Ciò che vediamo, secondo la TIP, è semplicemente "un desktop", un modello creato dal nostro cervello per “rappresentare” icone che corrispondono ai punti adattivi, e ci permettono di capire come guadagnarne di più favorendo così la nostra sopravvivenza e la possibilità di replicarci.

Un esempio tratto dal testo: se vediamo un’arancia più lontana di una mela, non è a causa del fatto che l' "oggetto arancia" si trovi più distante da noi rispetto all' "oggetto mela".
Piuttosto il vero motivo è da ricercarsi nel fatto che - per noi soli e solo in quel preciso momento - il costo in termini di risorse impiegate per raggiungere un massimo locale di punti adattivi (leggi "il nutrimento ricavabile dal mangiare la mela rapportato al costo sostenuto in termini di energia spesa per procurarcela") risulta inferiore al rapporto costi/benefici relativo all’arancia.

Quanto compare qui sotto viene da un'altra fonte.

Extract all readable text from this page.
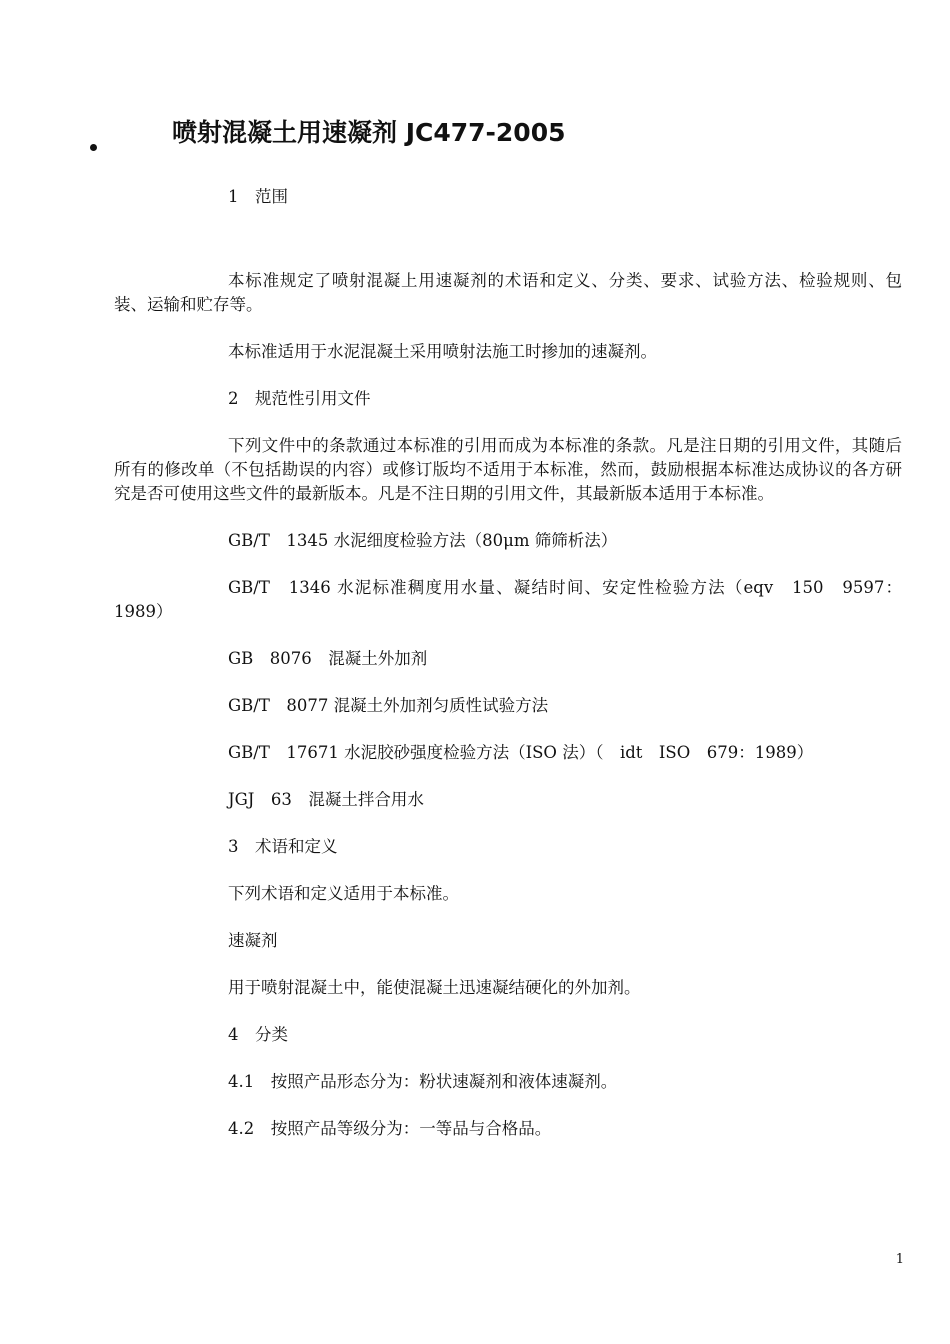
喷射混凝土用速凝剂 JC477-2005

1　范围

本标准规定了喷射混凝上用速凝剂的术语和定义、分类、要求、试验方法、检验规则、包装、运输和贮存等。

本标准适用于水泥混凝土采用喷射法施工时掺加的速凝剂。

2　规范性引用文件

下列文件中的条款通过本标准的引用而成为本标准的条款。凡是注日期的引用文件，其随后所有的修改单（不包括勘误的内容）或修订版均不适用于本标准，然而，鼓励根据本标准达成协议的各方研究是否可使用这些文件的最新版本。凡是不注日期的引用文件，其最新版本适用于本标准。

GB/T　1345 水泥细度检验方法（80μm 筛筛析法）

GB/T　1346 水泥标准稠度用水量、凝结时间、安定性检验方法（eqv　150　9597：1989）

GB　8076　混凝土外加剂

GB/T　8077 混凝土外加剂匀质性试验方法

GB/T　17671 水泥胶砂强度检验方法（ISO 法）（　idt　ISO　679：1989）

JGJ　63　混凝土拌合用水

3　术语和定义

下列术语和定义适用于本标准。

速凝剂

用于喷射混凝土中，能使混凝土迅速凝结硬化的外加剂。

4　分类

4.1　按照产品形态分为：粉状速凝剂和液体速凝剂。

4.2　按照产品等级分为：一等品与合格品。

1
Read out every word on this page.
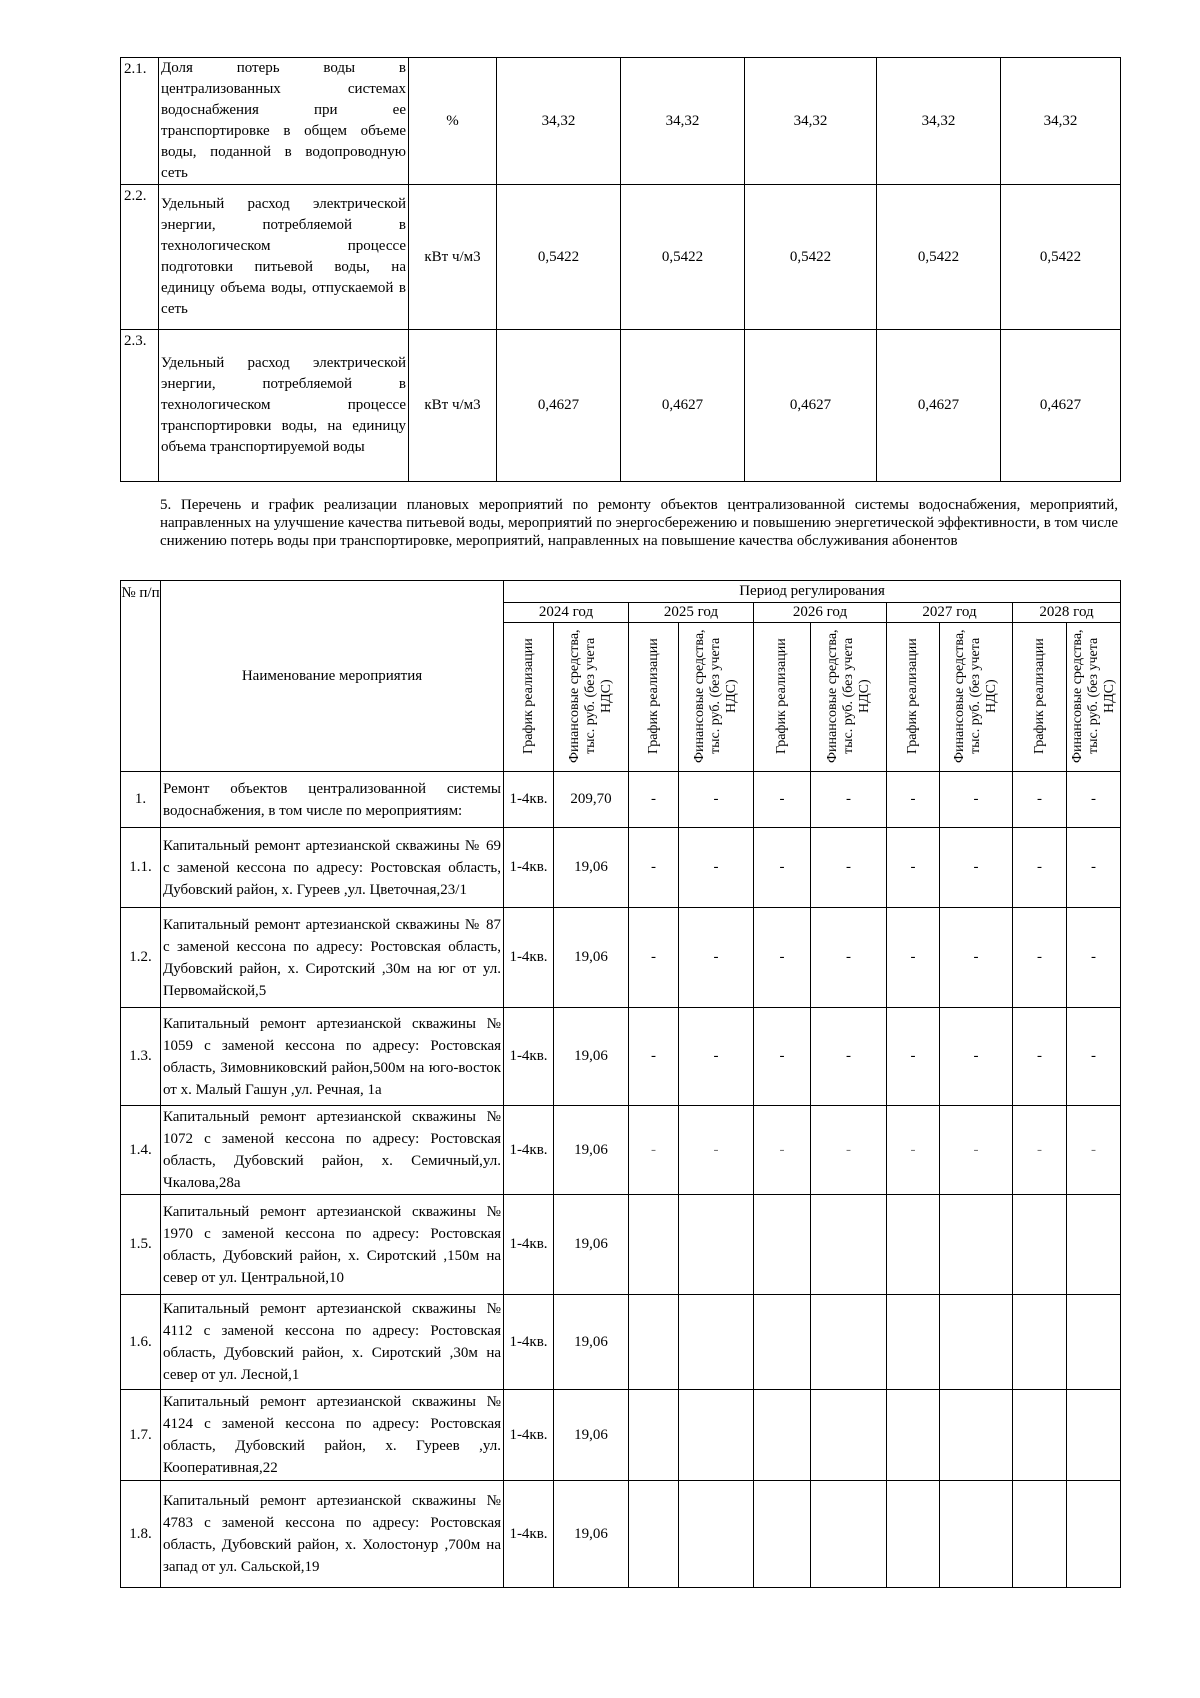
2.1.	Доля потерь воды в централизованных системах водоснабжения при ее транспортировке в общем объеме воды, поданной в водопроводную сеть	%	34,32	34,32	34,32	34,32	34,32
2.2.	Удельный расход электрической энергии, потребляемой в технологическом процессе подготовки питьевой воды, на единицу объема воды, отпускаемой в сеть	кВт ч/м3	0,5422	0,5422	0,5422	0,5422	0,5422
2.3.	Удельный расход электрической энергии, потребляемой в технологическом процессе транспортировки воды, на единицу объема транспортируемой воды	кВт ч/м3	0,4627	0,4627	0,4627	0,4627	0,4627
5. Перечень и график реализации плановых мероприятий по ремонту объектов централизованной системы водоснабжения, мероприятий, направленных на улучшение качества питьевой воды, мероприятий по энергосбережению и повышению энергетической эффективности, в том числе снижению потерь воды при транспортировке, мероприятий, направленных на повышение качества обслуживания абонентов
№ п/п	Наименование мероприятия	Период регулирования									
		2024 год		2025 год		2026 год		2027 год		2028 год	
		График реализации	Финансовые средства, тыс. руб. (без учета НДС)	График реализации	Финансовые средства, тыс. руб. (без учета НДС)	График реализации	Финансовые средства, тыс. руб. (без учета НДС)	График реализации	Финансовые средства, тыс. руб. (без учета НДС)	График реализации	Финансовые средства, тыс. руб. (без учета НДС)
1.	Ремонт объектов централизованной системы водоснабжения, в том числе по мероприятиям:	1-4кв.	209,70	-	-	-	-	-	-	-	-
1.1.	Капитальный ремонт артезианской скважины № 69 с заменой кессона по адресу: Ростовская область, Дубовский район, х. Гуреев ,ул. Цветочная,23/1	1-4кв.	19,06	-	-	-	-	-	-	-	-
1.2.	Капитальный ремонт артезианской скважины № 87 с заменой кессона по адресу: Ростовская область, Дубовский район, х. Сиротский ,30м на юг от ул. Первомайской,5	1-4кв.	19,06	-	-	-	-	-	-	-	-
1.3.	Капитальный ремонт артезианской скважины № 1059 с заменой кессона по адресу: Ростовская область, Зимовниковский район,500м на юго-восток от х. Малый Гашун ,ул. Речная, 1а	1-4кв.	19,06	-	-	-	-	-	-	-	-
1.4.	Капитальный ремонт артезианской скважины № 1072 с заменой кессона по адресу: Ростовская область, Дубовский район, х. Семичный,ул. Чкалова,28а	1-4кв.	19,06	-	-	-	-	-	-	-	-
1.5.	Капитальный ремонт артезианской скважины № 1970 с заменой кессона по адресу: Ростовская область, Дубовский район, х. Сиротский ,150м на север от ул. Центральной,10	1-4кв.	19,06								
1.6.	Капитальный ремонт артезианской скважины № 4112 с заменой кессона по адресу: Ростовская область, Дубовский район, х. Сиротский ,30м на север от ул. Лесной,1	1-4кв.	19,06								
1.7.	Капитальный ремонт артезианской скважины № 4124 с заменой кессона по адресу: Ростовская область, Дубовский район, х. Гуреев ,ул. Кооперативная,22	1-4кв.	19,06								
1.8.	Капитальный ремонт артезианской скважины № 4783 с заменой кессона по адресу: Ростовская область, Дубовский район, х. Холостонур ,700м на запад от ул. Сальской,19	1-4кв.	19,06								
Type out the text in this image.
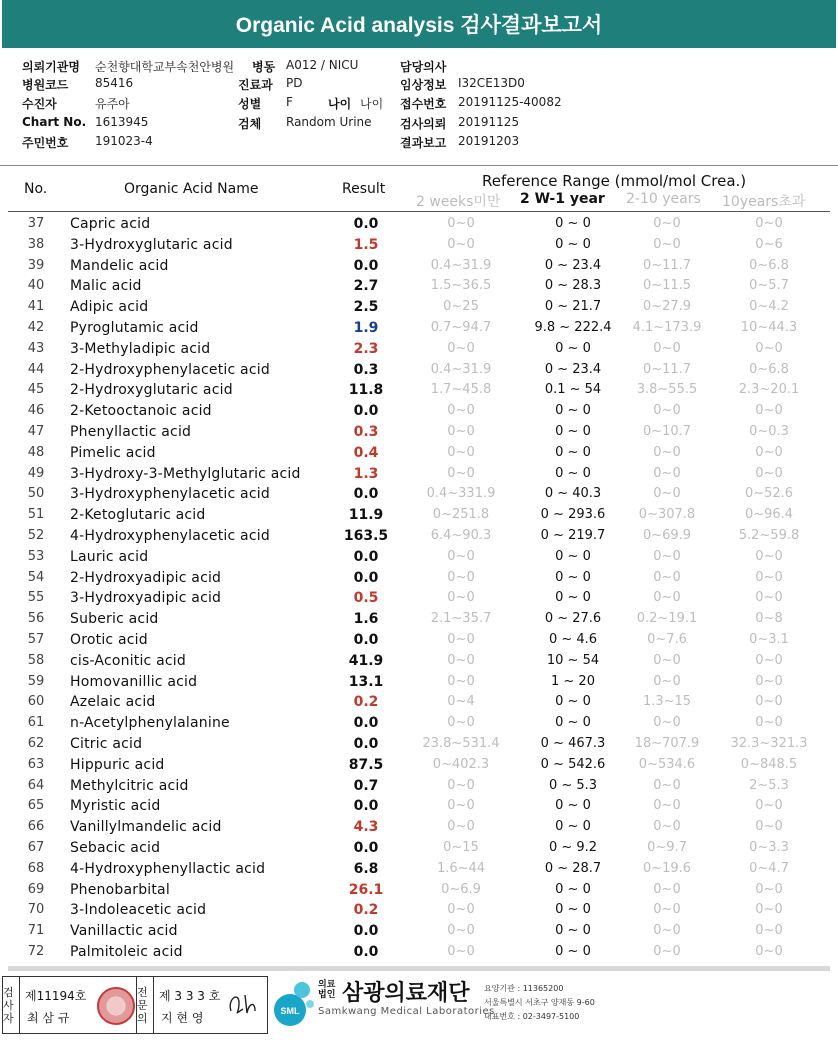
Organic Acid analysis 검사결과보고서
의뢰기관명 순천향대학교부속천안병원 병동 A012 / NICU	담당의사
병원코드 85416	진료과 PD	임상정보 I32CE13D0
수진자	유주아	성별 F	나이 나이 접수번호 20191125-40082
Chart No. 1613945	검체 Random Urine 검사의뢰 20191125
주민번호 191023-4	결과보고 20191203
No.	Organic Acid Name	Result	Reference Range (mmol/mol Crea.)
2 weeks미만 2 W-1 year 2-10 years 10years초과
37	Capric acid	0.0	0~0	0 ~ 0	0~0	0~0
38	3-Hydroxyglutaric acid	1.5	0~0	0 ~ 0	0~0	0~6
39	Mandelic acid	0.0	0.4~31.9	0 ~ 23.4	0~11.7	0~6.8
40	Malic acid	2.7	1.5~36.5	0 ~ 28.3	0~11.5	0~5.7
41	Adipic acid	2.5	0~25	0 ~ 21.7	0~27.9	0~4.2
42	Pyroglutamic acid	1.9	0.7~94.7	9.8 ~ 222.4	4.1~173.9	10~44.3
43	3-Methyladipic acid	2.3	0~0	0 ~ 0	0~0	0~0
44	2-Hydroxyphenylacetic acid	0.3	0.4~31.9	0 ~ 23.4	0~11.7	0~6.8
45	2-Hydroxyglutaric acid	11.8	1.7~45.8	0.1 ~ 54	3.8~55.5	2.3~20.1
46	2-Ketooctanoic acid	0.0	0~0	0 ~ 0	0~0	0~0
47	Phenyllactic acid	0.3	0~0	0 ~ 0	0~10.7	0~0.3
48	Pimelic acid	0.4	0~0	0 ~ 0	0~0	0~0
49	3-Hydroxy-3-Methylglutaric acid	1.3	0~0	0 ~ 0	0~0	0~0
50	3-Hydroxyphenylacetic acid	0.0	0.4~331.9	0 ~ 40.3	0~0	0~52.6
51	2-Ketoglutaric acid	11.9	0~251.8	0 ~ 293.6	0~307.8	0~96.4
52	4-Hydroxyphenylacetic acid	163.5	6.4~90.3	0 ~ 219.7	0~69.9	5.2~59.8
53	Lauric acid	0.0	0~0	0 ~ 0	0~0	0~0
54	2-Hydroxyadipic acid	0.0	0~0	0 ~ 0	0~0	0~0
55	3-Hydroxyadipic acid	0.5	0~0	0 ~ 0	0~0	0~0
56	Suberic acid	1.6	2.1~35.7	0 ~ 27.6	0.2~19.1	0~8
57	Orotic acid	0.0	0~0	0 ~ 4.6	0~7.6	0~3.1
58	cis-Aconitic acid	41.9	0~0	10 ~ 54	0~0	0~0
59	Homovanillic acid	13.1	0~0	1 ~ 20	0~0	0~0
60	Azelaic acid	0.2	0~4	0 ~ 0	1.3~15	0~0
61	n-Acetylphenylalanine	0.0	0~0	0 ~ 0	0~0	0~0
62	Citric acid	0.0	23.8~531.4	0 ~ 467.3	18~707.9	32.3~321.3
63	Hippuric acid	87.5	0~402.3	0 ~ 542.6	0~534.6	0~848.5
64	Methylcitric acid	0.7	0~0	0 ~ 5.3	0~0	2~5.3
65	Myristic acid	0.0	0~0	0 ~ 0	0~0	0~0
66	Vanillylmandelic acid	4.3	0~0	0 ~ 0	0~0	0~0
67	Sebacic acid	0.0	0~15	0 ~ 9.2	0~9.7	0~3.3
68	4-Hydroxyphenyllactic acid	6.8	1.6~44	0 ~ 28.7	0~19.6	0~4.7
69	Phenobarbital	26.1	0~6.9	0 ~ 0	0~0	0~0
70	3-Indoleacetic acid	0.2	0~0	0 ~ 0	0~0	0~0
71	Vanillactic acid	0.0	0~0	0 ~ 0	0~0	0~0
72	Palmitoleic acid	0.0	0~0	0 ~ 0	0~0	0~0
검사자
제11194호
최 삼 규
전문의
제 3 3 3 호
지 현 영	SML
의료법인 삼광의료재단
Samkwang Medical Laboratories
요양기관 : 11365200
서울특별시 서초구 양재동 9-60
대표번호 : 02-3497-5100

Dunque lo “spazio” che percepiamo (la struttura spazio/tempo) consisterebbe semplicemente in una rappresentazione iconica di diversi gradi di opportunità.

Il teorema FBT ci assicura dunque che ciò che vediamo NON può essere la realtà oggettiva, e la TIP aggiunge a questa intuizione:
“… le nostre percezioni costituiscono un’interfaccia esclusiva della nostra specie (sapiens) che nasconde la realtà e facilita la riproduzione: lo spazio tempo è il desktop di questa interfaccia e gli oggetti fisici rientrano tra le sue icone…” (Hoffman giugno 2020).

Pertanto la TIP, secondo l'autore, potrebbe consentire la formulazione di previsioni testabili (ad esempio il fatto che un elettrone non osservato non presenti un valore definito di spin, risolvendo così l'apparente paradosso di Schroedinger relativo al famoso gatto che, chiuso nella scatola, è "sia vivo che morto"), e dunque potrebbe esser definita una "teoria scientifica della coscienza".

A questo punto risulterebbe risolto anche il problema della raffigurazione della realtà oggettiva da parte del nostro cervello.

Alla fatidica domanda “la luna esiste anche quando non la guardiamo?” che si era posto Einstein (vedi Abraham Pais, "Einstein & the Quantum Theory) la risposta corretta sarebbe:

 "NO, ciò che crediamo essere la Luna (una realtà oggettiva) è soltanto un'icona sul nostro desktop: dietro l'icona della Luna ignoriamo cosa si celi".